Georges Desvallières, portrait d’un homme de foi et de peinture

Le Petit Palais une fois n’est pas coutume, nous propose à travers une exposition savamment mise en scène, de découvrir un artiste peu connu du grand public mais dont l’œuvre très éclectique mérite le détour.  L’artiste en question c’est Georges Desvallières (1861-1950). Je ne le connaissais que pour ses liens avec Maurice Denis et j’ai découvert un artiste complet à la peinture forte et expressive, qui sait faire vibrer la matière et les couleurs afin de donner le plus de profondeur à ses toiles.

George Desvallières, Autoportrait, 1891 Collection Domitille Desvallières-Rousse
autoportrait, 1891

 

D’une longévité importante (1861-1950), ses styles évoluent avec les époques et reflètent les préoccupations esthétiques de ces dernières.
Il est le petit-fils de l’académicien Ernest Legouvé qui prend en charge son éducation et c’est le peintre Jules-Élie Delaunay qui l’initie à la peinture en lui inculquant l’importance du dessin et de l’observation des maîtres, enseignement qu’il parfait à l’Académie Julian.  Mais c’est surtout la rencontre avec Gustave Moreau qui sera importante dans les premières années de sa carrière et son influence est palpable dans certaines de ses œuvres de jeunesse.

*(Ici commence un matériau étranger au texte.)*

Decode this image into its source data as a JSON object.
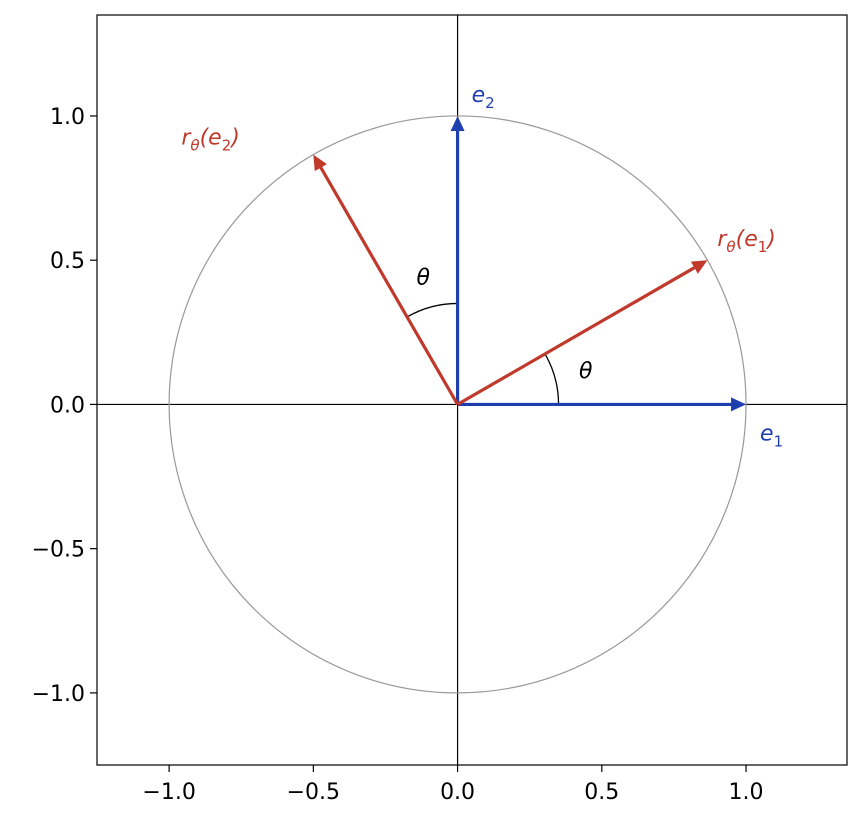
{
  "chart_data": {
    "type": "vector",
    "xlim": [
      -1.25,
      1.35
    ],
    "ylim": [
      -1.25,
      1.35
    ],
    "xticks": [
      {
        "value": -1,
        "label": "−1.0"
      },
      {
        "value": -0.5,
        "label": "−0.5"
      },
      {
        "value": 0,
        "label": "0.0"
      },
      {
        "value": 0.5,
        "label": "0.5"
      },
      {
        "value": 1,
        "label": "1.0"
      }
    ],
    "yticks": [
      {
        "value": -1,
        "label": "−1.0"
      },
      {
        "value": -0.5,
        "label": "−0.5"
      },
      {
        "value": 0,
        "label": "0.0"
      },
      {
        "value": 0.5,
        "label": "0.5"
      },
      {
        "value": 1,
        "label": "1.0"
      }
    ],
    "circle": {
      "radius": 1,
      "color": "#999999"
    },
    "vectors": [
      {
        "label": [
          "e",
          "1"
        ],
        "x": 1,
        "y": 0,
        "color": "#1f3faf"
      },
      {
        "label": [
          "e",
          "2"
        ],
        "x": 0,
        "y": 1,
        "color": "#1f3faf"
      },
      {
        "label": [
          "r",
          "θ",
          "(e",
          "1",
          ")"
        ],
        "x": 0.866,
        "y": 0.5,
        "color": "#c0392b"
      },
      {
        "label": [
          "r",
          "θ",
          "(e",
          "2",
          ")"
        ],
        "x": -0.5,
        "y": 0.866,
        "color": "#c0392b"
      }
    ],
    "angles": [
      {
        "label": "θ",
        "radius": 0.35,
        "from": 0,
        "to": 30
      },
      {
        "label": "θ",
        "radius": 0.35,
        "from": 90,
        "to": 120
      }
    ]
  }
}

Delaunay et Moreau lui apportent chacun à leurs manières une façon de peindre qu’il synthétise. Ainsi dans sa représentation du corps, on retrouve à la fois l’importance de la ligne de Delaunay et l’intériorité psychique d’un Moreau. Cela donne des corps très athlétiques et nerveux qu’on retrouve sur toutes ses toiles mais les oeuvres religieuses qui viendront plus tard.

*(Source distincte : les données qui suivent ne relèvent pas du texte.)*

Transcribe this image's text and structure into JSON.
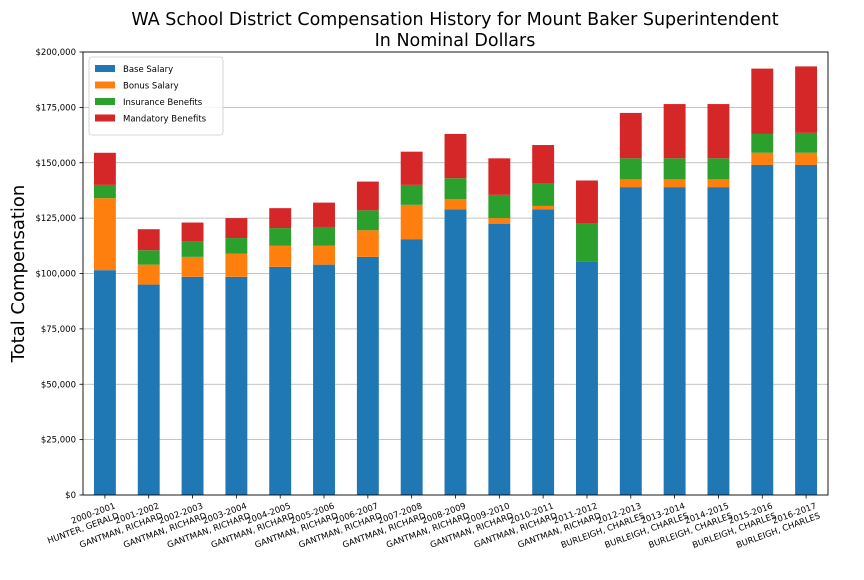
{
  "chart_data": {
    "type": "bar",
    "stacked": true,
    "title": "WA School District Compensation History for Mount Baker Superintendent",
    "subtitle": "In Nominal Dollars",
    "xlabel": "",
    "ylabel": "Total Compensation",
    "ylim": [
      0,
      200000
    ],
    "yticks": [
      0,
      25000,
      50000,
      75000,
      100000,
      125000,
      150000,
      175000,
      200000
    ],
    "ytick_labels": [
      "$0",
      "$25,000",
      "$50,000",
      "$75,000",
      "$100,000",
      "$125,000",
      "$150,000",
      "$175,000",
      "$200,000"
    ],
    "grid": "horizontal",
    "legend_position": "top-left",
    "categories": [
      {
        "year": "2000-2001",
        "name": "HUNTER, GERALD"
      },
      {
        "year": "2001-2002",
        "name": "GANTMAN, RICHARD"
      },
      {
        "year": "2002-2003",
        "name": "GANTMAN, RICHARD"
      },
      {
        "year": "2003-2004",
        "name": "GANTMAN, RICHARD"
      },
      {
        "year": "2004-2005",
        "name": "GANTMAN, RICHARD"
      },
      {
        "year": "2005-2006",
        "name": "GANTMAN, RICHARD"
      },
      {
        "year": "2006-2007",
        "name": "GANTMAN, RICHARD"
      },
      {
        "year": "2007-2008",
        "name": "GANTMAN, RICHARD"
      },
      {
        "year": "2008-2009",
        "name": "GANTMAN, RICHARD"
      },
      {
        "year": "2009-2010",
        "name": "GANTMAN, RICHARD"
      },
      {
        "year": "2010-2011",
        "name": "GANTMAN, RICHARD"
      },
      {
        "year": "2011-2012",
        "name": "GANTMAN, RICHARD"
      },
      {
        "year": "2012-2013",
        "name": "BURLEIGH, CHARLES"
      },
      {
        "year": "2013-2014",
        "name": "BURLEIGH, CHARLES"
      },
      {
        "year": "2014-2015",
        "name": "BURLEIGH, CHARLES"
      },
      {
        "year": "2015-2016",
        "name": "BURLEIGH, CHARLES"
      },
      {
        "year": "2016-2017",
        "name": "BURLEIGH, CHARLES"
      }
    ],
    "series": [
      {
        "name": "Base Salary",
        "color": "#1f77b4",
        "values": [
          101500,
          95000,
          98500,
          98500,
          103000,
          104000,
          107500,
          115500,
          129000,
          122500,
          129000,
          105500,
          139000,
          139000,
          139000,
          149000,
          149000
        ]
      },
      {
        "name": "Bonus Salary",
        "color": "#ff7f0e",
        "values": [
          32500,
          9000,
          9000,
          10500,
          9500,
          8500,
          12000,
          15500,
          4500,
          2500,
          1500,
          0,
          3500,
          3500,
          3500,
          5500,
          5500
        ]
      },
      {
        "name": "Insurance Benefits",
        "color": "#2ca02c",
        "values": [
          6000,
          6500,
          7000,
          7000,
          8000,
          8500,
          9000,
          9000,
          9500,
          10500,
          10000,
          17000,
          9500,
          9500,
          9500,
          8500,
          9000
        ]
      },
      {
        "name": "Mandatory Benefits",
        "color": "#d62728",
        "values": [
          14500,
          9500,
          8500,
          9000,
          9000,
          11000,
          13000,
          15000,
          20000,
          16500,
          17500,
          19500,
          20500,
          24500,
          24500,
          29500,
          30000
        ]
      }
    ]
  }
}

L’année 1903 est importante dans la carrière déjà bien avancée de G. Desvallières.  Avec Frantz Jourdain, Eugène Carrière, Victor Charreton, Félix Vallotton, Édouard Vuillard et Adrien Schulz, il créé le fameux « salon d’Automne » dont « le rôle est d’être excessif parce que le rôle des autres salons est d’être le contraire ». C’est le début d’une grande aventure qui contribuera à faire connaître les impressionnistes ou  les fauves à un large public populaire. Celui de 1905 révélera notamment Matisse.
En 1904 un nouveau tournant émerge dans l’art de G. Desvallières qui sera encore plus marqué dans l’entre-deux-guerres. Lui qui était jusqu’alors non pratiquant se converti au christianisme et sa foi nouvelle irradie de son travail. Très marqué par la guerre où il perd son fils Daniel, il participe activement à ce nouvel élan religieux qui naît suite à cette dernière. Abandonnant les œuvres profanes, il consacre tout son art à Dieu, liant dans un même élan créatif la Passion du Christ et le sacrifice des poilus. En résulte des oeuvres vibrantes parfois violentes comme ce Sacré coeur de 1905 où le Christ s’ouvre la poitrine devant la basilique du même nom. Il défend avec Georges Rouault un christianisme militant et social.
En 1919, il fonde avec Maurice Denis, les Ateliers d’art sacré (1919-1947), installés place de Furstenberg (Paris, 6e arrondissement), près de l’ancien atelier d’Eugène Delacroix. Il souhaite avec les Ateliers donner un nouvel art à l’église, un art moderne et poétique, anti-académique mais aussi en marge des nouveaux courants comme le cubisme. Dans l’esprit des corporations médiévales, des jeunes apprentis viennent se former dans les Ateliers pour répondre à des commandes précises, dans le but de redonner un décor aux églises dévastées par la guerre.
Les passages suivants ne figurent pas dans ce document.